Enter a new dimension—the world as it is truly perceived by other animals—from the Pulitzer Prize-winning, New York Times bestselling author of I Contain Multitudes.
“A stunning achievement, steeped in science but suffused with magic.”—Siddhartha Mukherjee, author of The Gene
The Earth teems with sights and textures, sounds and vibrations, smells and tastes, electric and magnetic fields. But every kind of animal, including humans, is enclosed within its own unique sensory bubble, perceiving but a tiny sliver of our immense world.

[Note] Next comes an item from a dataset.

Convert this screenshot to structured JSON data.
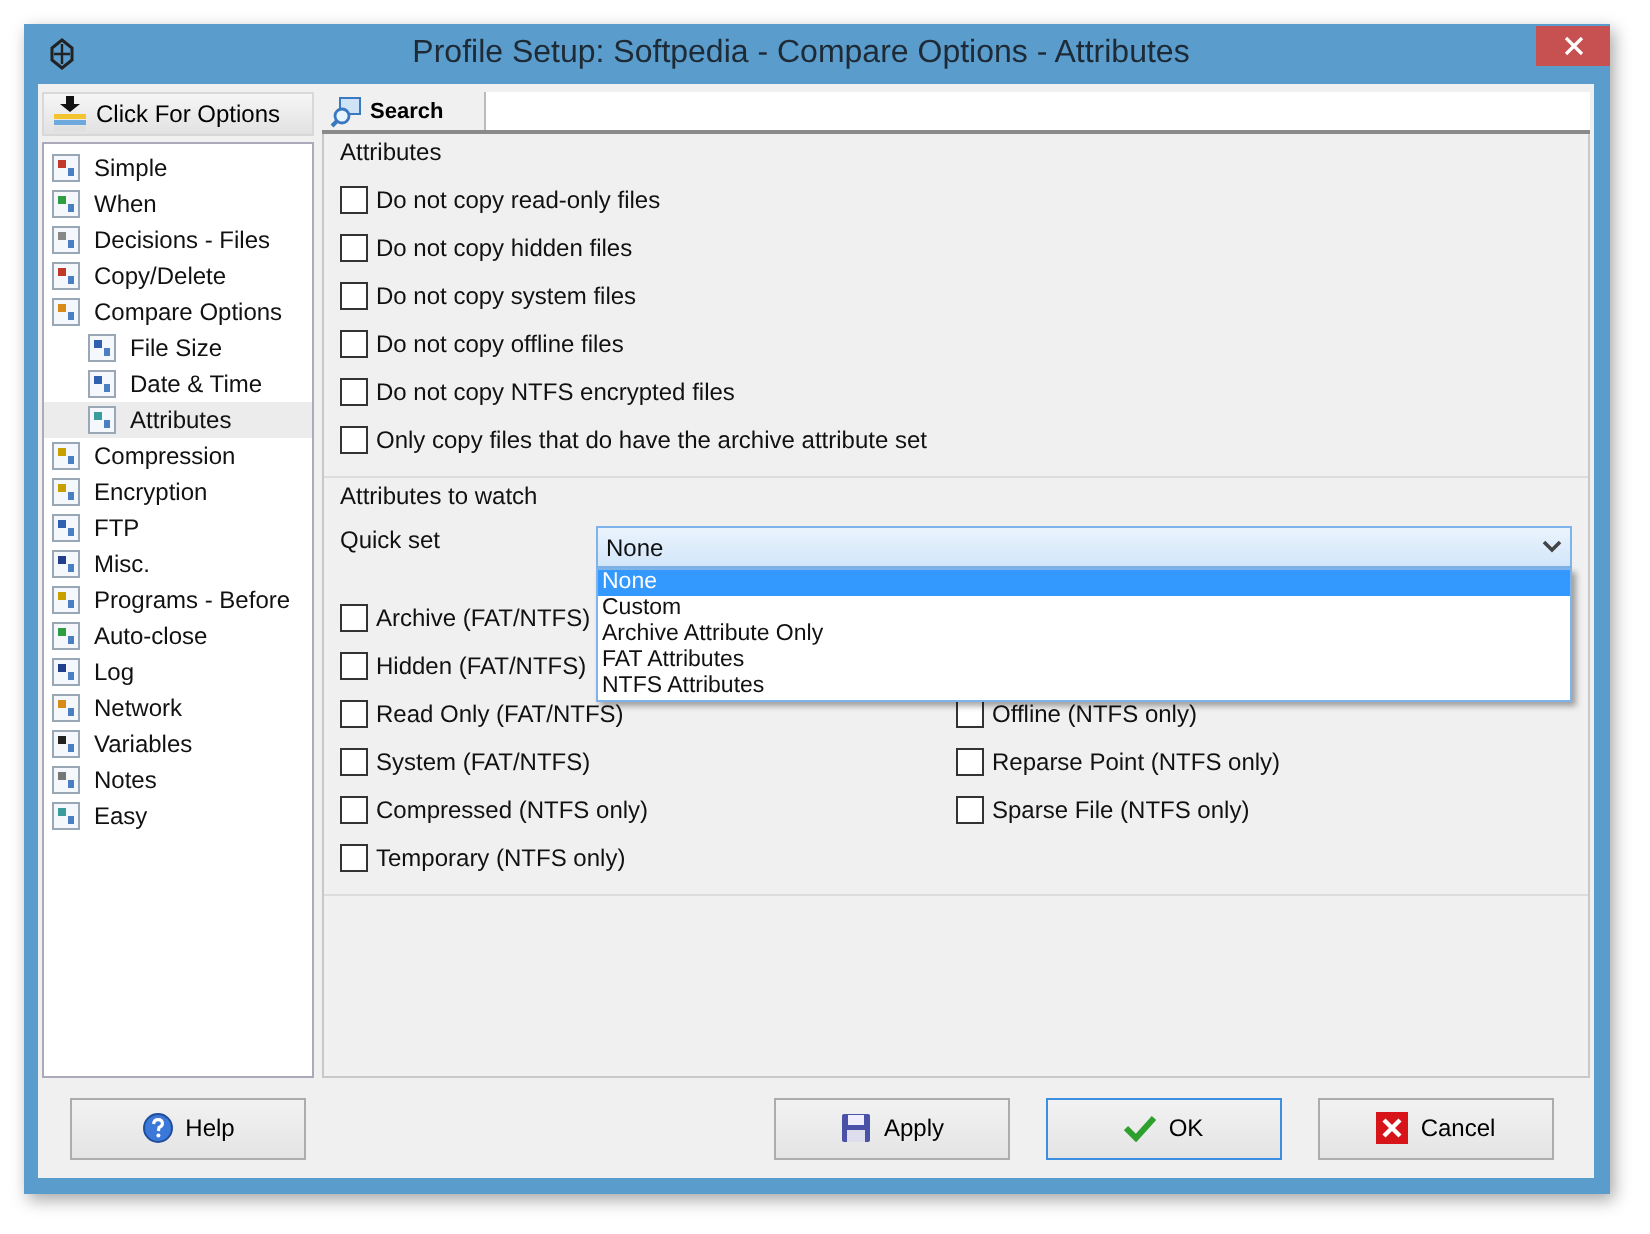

In An Immense World, author and Pulitzer Prize–winning science journalist Ed Yong coaxes us beyond the confines of our own senses, allowing us to perceive the skeins of scent, waves of electromagnetism, and pulses of pressure that surround us. We encounter beetles that are drawn to fires, turtles that can track the Earth’s magnetic fields, fish that fill rivers with electrical messages, and even humans who wield sonar like bats. We discover that a crocodile’s scaly face is as sensitive as a lover’s fingertips, that the eyes of a giant squid evolved to see sparkling whales, that plants thrum with the inaudible songs of courting bugs, and that even simple scallops have complex vision. We learn what bees see in flowers, what songbirds hear in their tunes, and what dogs smell on the street. We listen to stories of pivotal discoveries in the field, while looking ahead at the many mysteries that remain unsolved.
Funny, rigorous, and suffused with the joy of discovery, An Immense World takes us on what Marcel Proust called “the only true voyage . . . not to visit strange lands, but to possess other eyes.”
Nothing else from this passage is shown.